A net worth of $12 million a year.

Coming from a small town in Ohio, Logan Paul made a name for himself in the world of social media.

Now, his reputation and brand are under fire.

With his vlog camera in hand, Paul entered the Aokigahara, dubbed ‘Suicide forest’, of Japan. What started with the intention to study the ‘hauntedness’ of the woods, Paul and his friends soon learned the seriousness of this sacred space below Mt. Fuji.

Within minutes of hiking, they encountered a dead body, hanging from a tree.

Upon discovering the body, Paul, decked out in a bright green alien hat and ‘Logang’ merch, stated that, “Suicide is not a joke, depression and mental illnesses are not a joke.”

However, he then continued to film the body, only blurring the face, as he made humorous comments to his friends about the victim. He pointed out the purple in the hands, noting that the death must have been committed that morning.  

He uploaded the video on Dec. 31. New Year’s Eve.


Ringing in the New Year

Most people ring in the new year with resolutions and a positive attitude. Logan Paul awoke in 2018 to an uproar from an enraged online community.

What Paul believed would ‘raise awareness for suicide’, turned into a controversy the entire internet was talking about.

On Twitter, followers responded by calling his content ‘disgusting’, ‘disrespectful’, and ‘twisted’. His Instagram page was spammed with hate.

After receiving immense amounts of online hate, Paul removed the video from his channel, and issued an apology on Twitter.

Two days later, he posted a video.

In his most recent YouTube post, Paul apologized for a “severe and continuous lapse in [his] judgement.” The apology video received one million dislikes and over 40,000,000 views.  

That video was monetized. He made around $12,000 off of it.

Over a week later, YouTube acknowledged the scandal.

They removed Paul from Google Preferred, which helps to combine all of YouTube’s top content into packages for advertisers to purchase. The companies can then advertise on the platforms, allowing the creators to make more money.

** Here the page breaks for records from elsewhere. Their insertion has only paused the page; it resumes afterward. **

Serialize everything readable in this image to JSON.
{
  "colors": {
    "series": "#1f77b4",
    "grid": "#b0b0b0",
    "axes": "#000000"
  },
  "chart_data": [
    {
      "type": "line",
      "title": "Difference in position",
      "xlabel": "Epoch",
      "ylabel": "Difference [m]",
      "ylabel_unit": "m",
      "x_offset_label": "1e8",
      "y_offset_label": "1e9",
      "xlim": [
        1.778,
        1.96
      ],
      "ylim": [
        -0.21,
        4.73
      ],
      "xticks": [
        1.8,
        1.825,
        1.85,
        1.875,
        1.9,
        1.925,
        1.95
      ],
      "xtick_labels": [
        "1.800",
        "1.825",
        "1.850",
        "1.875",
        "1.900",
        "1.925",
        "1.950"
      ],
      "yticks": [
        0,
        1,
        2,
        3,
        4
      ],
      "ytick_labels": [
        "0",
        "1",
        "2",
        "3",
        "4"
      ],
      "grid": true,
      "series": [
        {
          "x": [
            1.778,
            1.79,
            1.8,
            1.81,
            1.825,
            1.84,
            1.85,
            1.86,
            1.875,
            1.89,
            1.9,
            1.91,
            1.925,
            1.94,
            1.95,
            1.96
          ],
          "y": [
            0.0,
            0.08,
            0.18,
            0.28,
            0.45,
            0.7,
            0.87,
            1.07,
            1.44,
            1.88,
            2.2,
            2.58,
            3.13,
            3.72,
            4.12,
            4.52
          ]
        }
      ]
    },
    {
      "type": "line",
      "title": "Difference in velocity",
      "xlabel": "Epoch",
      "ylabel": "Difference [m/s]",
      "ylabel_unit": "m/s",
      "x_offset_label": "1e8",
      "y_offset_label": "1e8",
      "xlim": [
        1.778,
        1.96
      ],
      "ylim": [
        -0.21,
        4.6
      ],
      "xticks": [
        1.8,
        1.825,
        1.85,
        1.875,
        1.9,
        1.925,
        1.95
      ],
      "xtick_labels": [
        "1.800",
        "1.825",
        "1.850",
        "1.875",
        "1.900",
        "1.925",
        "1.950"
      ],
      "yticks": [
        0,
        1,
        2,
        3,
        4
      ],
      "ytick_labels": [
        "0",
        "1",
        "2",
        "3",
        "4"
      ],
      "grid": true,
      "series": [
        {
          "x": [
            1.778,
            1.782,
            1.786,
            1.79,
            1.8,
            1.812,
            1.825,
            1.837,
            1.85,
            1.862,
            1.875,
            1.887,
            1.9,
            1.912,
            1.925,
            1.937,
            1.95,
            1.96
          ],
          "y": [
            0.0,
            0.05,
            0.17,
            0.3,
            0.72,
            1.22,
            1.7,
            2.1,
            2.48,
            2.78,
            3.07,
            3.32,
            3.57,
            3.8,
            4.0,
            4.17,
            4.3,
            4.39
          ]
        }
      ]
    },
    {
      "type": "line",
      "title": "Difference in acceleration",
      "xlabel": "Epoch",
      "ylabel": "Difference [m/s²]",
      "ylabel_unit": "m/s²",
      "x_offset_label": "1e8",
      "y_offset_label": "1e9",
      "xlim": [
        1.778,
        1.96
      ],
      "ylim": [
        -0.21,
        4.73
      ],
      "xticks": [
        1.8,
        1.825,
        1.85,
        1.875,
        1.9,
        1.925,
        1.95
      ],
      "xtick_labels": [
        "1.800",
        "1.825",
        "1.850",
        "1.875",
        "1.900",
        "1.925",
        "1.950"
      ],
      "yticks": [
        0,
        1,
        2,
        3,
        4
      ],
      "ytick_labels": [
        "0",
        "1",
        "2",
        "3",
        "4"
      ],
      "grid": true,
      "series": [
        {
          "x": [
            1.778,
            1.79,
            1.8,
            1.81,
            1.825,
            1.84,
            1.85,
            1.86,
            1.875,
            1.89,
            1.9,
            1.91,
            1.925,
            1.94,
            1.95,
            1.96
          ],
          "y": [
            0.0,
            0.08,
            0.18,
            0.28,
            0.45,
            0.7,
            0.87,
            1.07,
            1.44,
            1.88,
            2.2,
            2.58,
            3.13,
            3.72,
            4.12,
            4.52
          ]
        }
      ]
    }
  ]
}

They also dismissed him from the web series ‘Foursome’ and any shows or movies on YouTube Red, YouTube’s popular subscription service.


Hitting Home

At Homestead, in light of the scandal, Mr. Joe Ciurlik, and other AVID classes, held a socratic seminar on Friday, Jan.19.

“We always try to do socratic seminars, and we try to find things of interest to our students…I think it’s something the kids can relate to,” Ciurlik said.  

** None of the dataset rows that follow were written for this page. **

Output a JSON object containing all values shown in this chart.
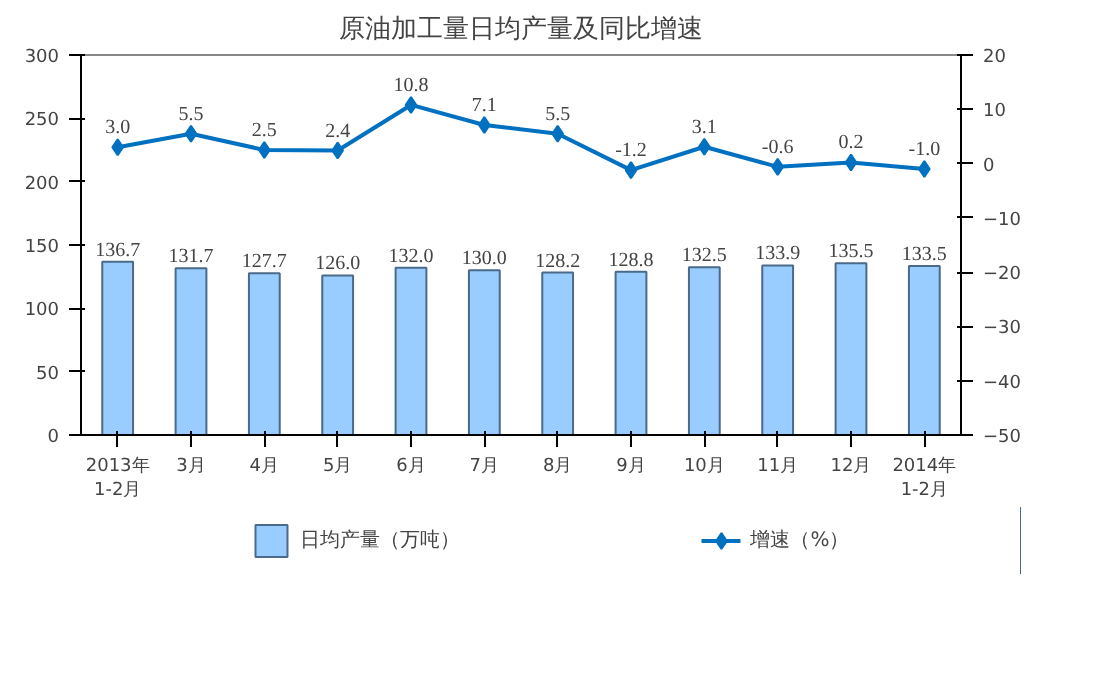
{
  "chart_data": {
    "type": "bar",
    "title": "原油加工量日均产量及同比增速",
    "categories": [
      "2013年\n1-2月",
      "3月",
      "4月",
      "5月",
      "6月",
      "7月",
      "8月",
      "9月",
      "10月",
      "11月",
      "12月",
      "2014年\n1-2月"
    ],
    "series": [
      {
        "name": "日均产量（万吨）",
        "color": "#99ccff",
        "values": [
          136.7,
          131.7,
          127.7,
          126.0,
          132.0,
          130.0,
          128.2,
          128.8,
          132.5,
          133.9,
          135.5,
          133.5
        ],
        "value_labels": [
          "136.7",
          "131.7",
          "127.7",
          "126.0",
          "132.0",
          "130.0",
          "128.2",
          "128.8",
          "132.5",
          "133.9",
          "135.5",
          "133.5"
        ]
      },
      {
        "name": "增速（%）",
        "type": "line",
        "axis": "y2",
        "color": "#0070c0",
        "marker": "diamond",
        "values": [
          3.0,
          5.5,
          2.5,
          2.4,
          10.8,
          7.1,
          5.5,
          -1.2,
          3.1,
          -0.6,
          0.2,
          -1.0
        ],
        "value_labels": [
          "3.0",
          "5.5",
          "2.5",
          "2.4",
          "10.8",
          "7.1",
          "5.5",
          "-1.2",
          "3.1",
          "-0.6",
          "0.2",
          "-1.0"
        ]
      }
    ],
    "ylim": [
      0,
      300
    ],
    "yticks": [
      0,
      50,
      100,
      150,
      200,
      250,
      300
    ],
    "y2lim": [
      -50,
      20
    ],
    "y2ticks": [
      -50,
      -40,
      -30,
      -20,
      -10,
      0,
      10,
      20
    ],
    "legend": "bottom"
  }
}
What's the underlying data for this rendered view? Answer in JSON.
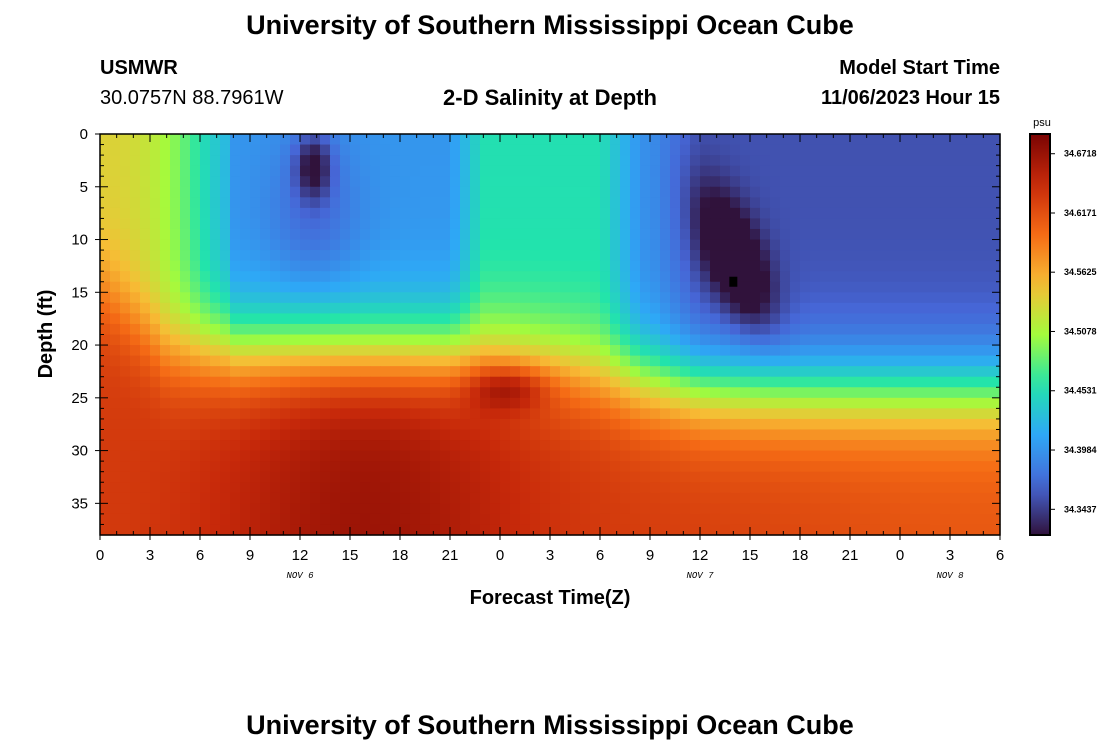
{
  "header": {
    "title": "University of Southern Mississippi Ocean Cube",
    "station": "USMWR",
    "coords": "30.0757N  88.7961W",
    "subtitle": "2-D Salinity at Depth",
    "model_label": "Model Start Time",
    "model_time": "11/06/2023 Hour 15"
  },
  "footer": {
    "title": "University of Southern Mississippi Ocean Cube"
  },
  "chart_data": {
    "type": "heatmap",
    "xlabel": "Forecast Time(Z)",
    "ylabel": "Depth (ft)",
    "x_ticks": [
      "0",
      "3",
      "6",
      "9",
      "12",
      "15",
      "18",
      "21",
      "0",
      "3",
      "6",
      "9",
      "12",
      "15",
      "18",
      "21",
      "0",
      "3",
      "6"
    ],
    "date_labels": [
      {
        "label": "NOV 6",
        "hour": 12
      },
      {
        "label": "NOV 7",
        "hour": 36
      },
      {
        "label": "NOV 8",
        "hour": 51
      }
    ],
    "y_ticks": [
      0,
      5,
      10,
      15,
      20,
      25,
      30,
      35
    ],
    "xlim": [
      0,
      54
    ],
    "ylim": [
      0,
      38
    ],
    "colorbar": {
      "unit": "psu",
      "labels": [
        "34.6718",
        "34.6171",
        "34.5625",
        "34.5078",
        "34.4531",
        "34.3984",
        "34.3437"
      ],
      "min": 34.32,
      "max": 34.69
    },
    "grid_resolution": {
      "time_steps": 90,
      "depth_steps": 38
    },
    "features": [
      {
        "name": "surface low-salinity core",
        "hour": 13,
        "depth_ft": 3,
        "value": 34.33
      },
      {
        "name": "subsurface low-salinity core",
        "hour": 38,
        "depth_ft": 14,
        "value": 34.32
      },
      {
        "name": "bottom high-salinity layer",
        "depth_ft": 35,
        "value": 34.67
      },
      {
        "name": "early surface high-salinity water",
        "hour": 0,
        "depth_ft": 0,
        "value": 34.54
      }
    ],
    "colors": [
      "#30123b",
      "#4666d6",
      "#2ea8f6",
      "#22e4ab",
      "#a4fb3c",
      "#f7bd35",
      "#f56b15",
      "#c7290a",
      "#7a0403"
    ]
  }
}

Before the seminar, Mr.Ciurlik had heard kids talking about it.

“What I’m consistently hearing is that kids recognize that it’s wrong. Which, that’s not surprising, but it’s affirming,” Ciurlik later said.

The students began with an essential question, asking them if YouTube should work harder to demonetize hurtful content.

“[YouTube] does a lot of demonetization already,” Madaline Miller, freshman, said, “They should be focusing on everyone.”

As the seminar continued, students moved on to discuss Paul’s original idea to even post the video, knowing it possessed sensitive content.

“I was disgusted that he even thought it was okay to do. He went through an entire process to film, edit, and upload the video, and he didn’t even think about it,” Will Reichold, freshman said.

“He just posts stuff to get views without a filter, for money,” Zanelle Willemse, senior added.

Speaking of views, Paul’s biggest set of viewers are younger teenagers, specifically teenage girls.

“He just has so many fans, most being 14 year old girls. Such young viewers don’t understand,” Zanelle said.

“We’ve got a younger audience that’s still watching [him],” Will chimed in.

Students concluded the seminar by agreeing that Logan Paul was at blame for originally publishing his controversial video and causing harm to anyone affected by suicide, but they also agreed that YouTube was partially to blame for not flagging or removing the video earlier.

Overall a 50/50 responsibility on Paul and YouTube, was the consensus.

“[With social media] more things are becoming more acceptable.The gore is what we’re watching over pleasant entertainment,” Reichold concluded.